Uma arte à prova de comichões e do que se passa em redor

O Festival Estátuas Vivas regressou a Tomar e O MIRANTE foi falar com alguns praticantes dessa arte da imobilidade que pode também ser um modo de vida. “A beleza disto é não reagir a nada à nossa volta”, explicou um dos artistas.

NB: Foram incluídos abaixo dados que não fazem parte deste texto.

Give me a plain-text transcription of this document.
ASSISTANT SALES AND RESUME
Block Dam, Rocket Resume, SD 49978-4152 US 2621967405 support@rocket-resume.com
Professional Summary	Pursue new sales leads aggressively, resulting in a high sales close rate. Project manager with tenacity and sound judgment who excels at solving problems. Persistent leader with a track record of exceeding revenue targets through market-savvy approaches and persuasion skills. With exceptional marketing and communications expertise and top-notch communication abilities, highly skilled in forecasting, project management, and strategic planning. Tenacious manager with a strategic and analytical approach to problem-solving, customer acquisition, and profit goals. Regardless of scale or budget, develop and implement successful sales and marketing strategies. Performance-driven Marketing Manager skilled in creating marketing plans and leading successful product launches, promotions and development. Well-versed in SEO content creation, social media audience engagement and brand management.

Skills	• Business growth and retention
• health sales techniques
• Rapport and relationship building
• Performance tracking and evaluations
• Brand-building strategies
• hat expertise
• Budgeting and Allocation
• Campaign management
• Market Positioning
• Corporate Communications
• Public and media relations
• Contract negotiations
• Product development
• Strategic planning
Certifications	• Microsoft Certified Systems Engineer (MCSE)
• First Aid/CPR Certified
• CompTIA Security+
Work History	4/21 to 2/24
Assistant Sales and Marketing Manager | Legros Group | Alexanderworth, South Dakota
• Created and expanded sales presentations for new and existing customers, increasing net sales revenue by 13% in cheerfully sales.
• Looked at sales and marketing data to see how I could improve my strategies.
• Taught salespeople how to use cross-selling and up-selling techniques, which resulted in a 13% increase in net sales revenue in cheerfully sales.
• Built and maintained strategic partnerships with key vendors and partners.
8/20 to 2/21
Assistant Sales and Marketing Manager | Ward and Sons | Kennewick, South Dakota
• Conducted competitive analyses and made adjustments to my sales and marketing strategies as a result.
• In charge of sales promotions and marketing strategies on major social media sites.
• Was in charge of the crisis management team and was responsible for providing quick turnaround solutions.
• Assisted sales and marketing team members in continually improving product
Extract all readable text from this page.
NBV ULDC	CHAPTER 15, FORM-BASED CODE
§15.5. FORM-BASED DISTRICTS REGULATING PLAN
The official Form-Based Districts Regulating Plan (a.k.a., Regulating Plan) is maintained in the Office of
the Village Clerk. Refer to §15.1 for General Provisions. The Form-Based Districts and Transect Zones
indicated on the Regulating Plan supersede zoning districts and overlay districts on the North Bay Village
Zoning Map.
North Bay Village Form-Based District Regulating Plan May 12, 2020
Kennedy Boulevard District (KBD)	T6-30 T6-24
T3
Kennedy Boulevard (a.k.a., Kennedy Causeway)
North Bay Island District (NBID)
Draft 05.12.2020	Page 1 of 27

No Pavilhão Municipal de Tomar, bem no centro da cidade, é hora de remover a maquilhagem e aconchegar o estômago depois de duas horas de imobilização. São 19h30. Às 22h00, é hora de voltar a encher a baixa da cidade de estátuas vivas. Removida a base da cara e com uma roupa mais confortável, Tobby e Todd Selway de 18 e 16 anos, respectivamente, aproveitam para jantar e relaxar um pouco nas horas que restam antes de voltar à imobilização.
Nasceram em Inglaterra, mas vieram viver para o Poço Redondo, pequena aldeia nos arredores de Tomar ainda com tenra idade. “Agora não me dói nada, mas há pouco sim. Doíam-me as pernas devido à posição que estava a fazer. Ficar parado naquela posição dói passado algum tempo”, conta Tobby. Os dois irmãos representam a Lenda do Túnel dos Templários. “Hoje foi uma personagem mais fácil de maquilhar por ser uma personagem realista. Há outras personagens que requerem outro tipo de efeitos. Demorámos uma hora para nos arranjar”, explica Todd.
O tema do Festival Estátua Vivas deste ano foi “Lendas e Tradições de Portugal”. As vinte quatro estátuas vivas presentes inspiraram-se nas lendas e tradições populares que vão desde a romanização ao século XIX. Entre as lendas representadas estiveram a do Galo de Barcelos, Sopa de Pedra, Nossa Senhora da Nazaré, Santa Iria, entre outras. Se por um lado havia estátuas que representavam o papel de estátua no verdadeiro sentido da palavra, outras estátuas apostavam numa maior interacção com o público e com maior movimento.
Um desses casos foi Guilherme Henrique, a representar a Lenda do Vinho dos Mortos, que conta como os vinhateiros transmontanos esconderam o seu vinho debaixo de terra para evitar as pilhagens durante as invasões francesas no século XIX. “Nunca estive paralisado completamente. Cada vez mais a tendência das estátuas vivas é ser uma coisa mais performativa do que ser apenas uma estátua em si”, explica Guilherme Henrique, artista residente em Sintra mas natural de Tomar. “Agora vou beber um café, fumar um cigarrinho e vou estar na conversa com os amigos, Daqui a pouco retoco a maquilhagem, visto o fato e entro em personagem” conta. Com 31 anos, é estátua viva há dez anos e faz disso profissão. “Eu vivo disto, trabalho à moeda tal como aqui. Vivo em Sintra e faço performances em Cascais, Lisboa e Sintra. Sinto-me um sortudo porque trabalho duas a três vezes por semana e sustento uma casa com dois filhos”, revela.
Para duas horas de imobilização é preciso experiência, uma boa condição física, mas também um poder mental muito grande para superar pequenas adversidades como as comichões ou os espirros: “A ideia é ficar imóvel. A beleza disto é não reagir a nada à nossa volta” explica Tobby. “Podemos sentir comichão, mas a mente tem sempre mais força que o corpo nesse aspecto”, conclui. Também Guilherme partilha da mesma opinião: “Já encarnei personagens de grande imobilidade. Entrava num estado em que já não havia comichão nenhuma. Se sentia, o treino era não ligar. No fundo está na nossa cabeça não dar importância a isso”, revela Guilherme Henrique.
O Festival Estátuas Vivas de Tomar terminou no domingo em frente à Câmara Municipal de Tomar. A lenda do beija-mão real, interpretada por Carlos Ferreira e António Moreira, foi o quadro vencedor do concurso.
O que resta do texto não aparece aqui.